Poetry City Marathon
- Author: Dave Morice
- Language: English
- Subject: Poetry
- Media type: Hardcover
- Pages: 10,119

= Poetry City Marathon =

Poetry City Marathon is a poetry book written by poet Dave "Dr. Alphabet" Morice. The book is 10,119 pages long, and is most notable for being possibly one of the thickest single-volume books ever bound, measuring in at two feet thick.

==Conception==
The book was conceived in honor of Iowa City having been named "City of Literature" by the UNESCO. The book was written between July and October 2010 at a rate of approximately 100 pages every night for 100 nights while being sponsored by the publishing company Sackter House Media.
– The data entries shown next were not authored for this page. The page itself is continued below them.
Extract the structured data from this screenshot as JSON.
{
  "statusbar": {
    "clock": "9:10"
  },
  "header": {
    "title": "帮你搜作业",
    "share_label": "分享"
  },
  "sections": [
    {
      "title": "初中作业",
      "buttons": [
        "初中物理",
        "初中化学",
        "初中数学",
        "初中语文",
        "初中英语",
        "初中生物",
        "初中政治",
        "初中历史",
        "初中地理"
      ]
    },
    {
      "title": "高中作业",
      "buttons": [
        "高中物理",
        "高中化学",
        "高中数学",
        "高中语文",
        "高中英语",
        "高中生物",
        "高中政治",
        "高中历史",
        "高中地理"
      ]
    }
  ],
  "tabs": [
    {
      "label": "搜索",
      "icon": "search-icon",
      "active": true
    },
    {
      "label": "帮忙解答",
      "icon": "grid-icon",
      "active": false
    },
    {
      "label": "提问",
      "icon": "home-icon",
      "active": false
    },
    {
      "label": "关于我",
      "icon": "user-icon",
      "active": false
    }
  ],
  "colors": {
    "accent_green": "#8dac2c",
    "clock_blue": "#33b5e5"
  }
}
In order to accomplish this, Morice took in submissions from artists, students, and businesses. A digital version of the book in its work-in-progress phase was available for the public to access as it was being written, allowing anyone to witness the book's progress. The book was printed on 8 1/2 by 11-inch paper by Bu Wilson and pressed by University of Iowa Libraries Preservation employee Bill Voss, a process which was completed over the course of 24 hours.

==Reception==
The book was put on display as a highlight at a 4-month exhibition hosted by the University of Iowa Main Library in 2011, honoring the Iowa Writers' Workshop and the Actualist Poetry Movement. The singular physical copy produced for the exhibition is presently located in the library's archives.

The then-head of the Preservation Department, Nancy Kraft, stated that she hoped to submit the book to the Guinness Book of World Records as a possible contender for the world's thickest book.